La Guardia Costiera si è portata sul posto per valutare la situazione. Considerata la delicatezza dei reperti e l’impossibilità di trasferirli sull’imbarcazione, il comando ha avviato un piano di recupero coadiuvato dalla Soprintendenza per i Beni Archeologici. Il coordinamento tra questi enti ha evitato il sequestro o il danneggiamento degli oggetti, mantenendo intatta la qualità del pescato.
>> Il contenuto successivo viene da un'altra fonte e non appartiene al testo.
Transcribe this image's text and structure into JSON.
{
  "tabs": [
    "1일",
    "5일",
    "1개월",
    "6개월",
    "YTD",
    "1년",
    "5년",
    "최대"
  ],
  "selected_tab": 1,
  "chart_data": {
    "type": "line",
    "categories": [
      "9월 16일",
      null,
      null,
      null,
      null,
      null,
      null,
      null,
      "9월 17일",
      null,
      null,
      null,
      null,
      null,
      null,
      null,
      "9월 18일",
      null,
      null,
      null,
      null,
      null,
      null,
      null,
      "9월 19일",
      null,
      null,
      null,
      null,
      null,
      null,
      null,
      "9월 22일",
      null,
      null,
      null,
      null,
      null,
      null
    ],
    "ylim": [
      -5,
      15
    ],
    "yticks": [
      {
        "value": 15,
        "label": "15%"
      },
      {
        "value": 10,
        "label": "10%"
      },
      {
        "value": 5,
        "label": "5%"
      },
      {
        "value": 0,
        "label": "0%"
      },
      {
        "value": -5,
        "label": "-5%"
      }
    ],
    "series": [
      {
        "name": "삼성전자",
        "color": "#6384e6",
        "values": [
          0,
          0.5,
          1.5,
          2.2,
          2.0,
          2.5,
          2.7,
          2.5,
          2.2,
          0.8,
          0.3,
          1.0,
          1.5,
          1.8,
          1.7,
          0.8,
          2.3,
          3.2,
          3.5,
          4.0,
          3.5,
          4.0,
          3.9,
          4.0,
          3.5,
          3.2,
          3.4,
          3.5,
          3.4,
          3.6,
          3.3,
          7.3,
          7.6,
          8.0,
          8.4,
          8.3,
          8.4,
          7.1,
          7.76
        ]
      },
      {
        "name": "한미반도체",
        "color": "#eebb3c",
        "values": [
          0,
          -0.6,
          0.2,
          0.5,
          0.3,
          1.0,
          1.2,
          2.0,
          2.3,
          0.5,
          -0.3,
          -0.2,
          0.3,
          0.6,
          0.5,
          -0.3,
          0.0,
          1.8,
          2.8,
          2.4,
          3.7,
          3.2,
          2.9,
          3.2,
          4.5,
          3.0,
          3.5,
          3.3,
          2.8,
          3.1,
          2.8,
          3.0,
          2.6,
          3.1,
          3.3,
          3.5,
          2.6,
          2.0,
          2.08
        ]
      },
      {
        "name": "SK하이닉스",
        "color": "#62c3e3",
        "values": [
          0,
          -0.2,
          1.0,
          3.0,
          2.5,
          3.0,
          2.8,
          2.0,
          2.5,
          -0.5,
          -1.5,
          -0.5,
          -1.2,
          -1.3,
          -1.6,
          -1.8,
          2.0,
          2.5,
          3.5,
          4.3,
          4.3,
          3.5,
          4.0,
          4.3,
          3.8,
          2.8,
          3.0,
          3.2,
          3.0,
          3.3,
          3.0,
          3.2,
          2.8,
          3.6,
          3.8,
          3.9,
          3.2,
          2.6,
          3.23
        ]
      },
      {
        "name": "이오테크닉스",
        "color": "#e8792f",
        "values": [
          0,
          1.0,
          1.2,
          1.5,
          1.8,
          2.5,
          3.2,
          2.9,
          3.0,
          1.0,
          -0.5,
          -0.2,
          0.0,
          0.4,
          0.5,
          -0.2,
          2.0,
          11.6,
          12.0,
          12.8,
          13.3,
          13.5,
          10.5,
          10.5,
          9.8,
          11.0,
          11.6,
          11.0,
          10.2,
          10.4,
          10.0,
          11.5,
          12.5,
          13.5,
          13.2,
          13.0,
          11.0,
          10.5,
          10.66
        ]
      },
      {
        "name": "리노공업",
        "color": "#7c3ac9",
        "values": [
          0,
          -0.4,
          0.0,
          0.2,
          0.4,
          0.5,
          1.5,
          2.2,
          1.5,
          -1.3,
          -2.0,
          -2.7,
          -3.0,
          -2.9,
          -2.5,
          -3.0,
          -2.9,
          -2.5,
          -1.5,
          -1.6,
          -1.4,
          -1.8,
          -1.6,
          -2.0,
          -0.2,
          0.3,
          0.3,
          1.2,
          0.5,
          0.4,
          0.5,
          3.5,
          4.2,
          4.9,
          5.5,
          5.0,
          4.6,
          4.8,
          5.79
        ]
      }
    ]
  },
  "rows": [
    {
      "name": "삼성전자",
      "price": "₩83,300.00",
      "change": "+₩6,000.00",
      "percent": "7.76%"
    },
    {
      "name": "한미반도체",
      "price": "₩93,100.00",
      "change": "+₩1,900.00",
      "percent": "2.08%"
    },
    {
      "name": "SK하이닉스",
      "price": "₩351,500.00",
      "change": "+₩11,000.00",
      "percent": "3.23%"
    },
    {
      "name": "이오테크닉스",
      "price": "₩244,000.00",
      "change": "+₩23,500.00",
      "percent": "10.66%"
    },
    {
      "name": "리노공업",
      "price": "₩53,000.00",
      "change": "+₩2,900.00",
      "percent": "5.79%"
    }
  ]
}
Il trasferimento e la tutela dei reperti archeologici
Una volta recuperati con attenzione, i due reperti sono stati spostati a terra presso il porto pescherecci di Gaeta. L’intervento ha previsto una delicata operazione di sollevamento per prevenire danni, assicurando la conservazione delle anfore in vista di successivi esami e studi. La presenza della Soprintendenza si è rivelata essenziale per gestire ogni fase nel rispetto delle norme sulla tutela dei beni culturali sommersi.
Questi oggetti, risalenti all’epoca romana, rappresentano testimonianze preziose delle rotte commerciali e delle attività marittime dell’antichità, frequenti nell’area del golfo di Gaeta. Il ritrovamento puntualizza l’estensione e la rilevanza storica di quest’area, riconosciuta come sito archeologico sommerso. Le procedure adottate mostrano come sia possibile conciliare l’attività economica con la salvaguardia dei resti culturali.
L’importanza della collaborazione tra enti e operatori locali
L’operazione si è svolta grazie a uno stretto rapporto tra Guardia Costiera, Soprintendenza, Comune di Gaeta, operatori portuali e servizio veterinario dell’ASL. Quest’ultimo ha consentito la verifica sanitaria del pescato, che è stato venduto regolarmente al mercato ittico e messo all’asta senza esitazioni. Questa convergenza di competenze ha evitato perdite economiche per i pescatori, tutelando al tempo stesso l’integrità del patrimonio archeologico.
L’episodio del golfo di Gaeta conferma la capacità delle istituzioni e degli operatori locali di lavorare insieme, soprattutto quando i bisogni legati alla pesca si intersecano con quelli della conservazione culturale. Il modello adottato permette di gestire scoperte archeologiche accidentali senza penalizzare le attività tradizionali, valorizzando così sia il lavoro dei marittimi che il patrimonio storico sommerso. La Guardia Costiera di Gaeta continua a svolgere un ruolo chiave in queste dinamiche, garantendo sicurezza e rispetto delle norme lungo la costa.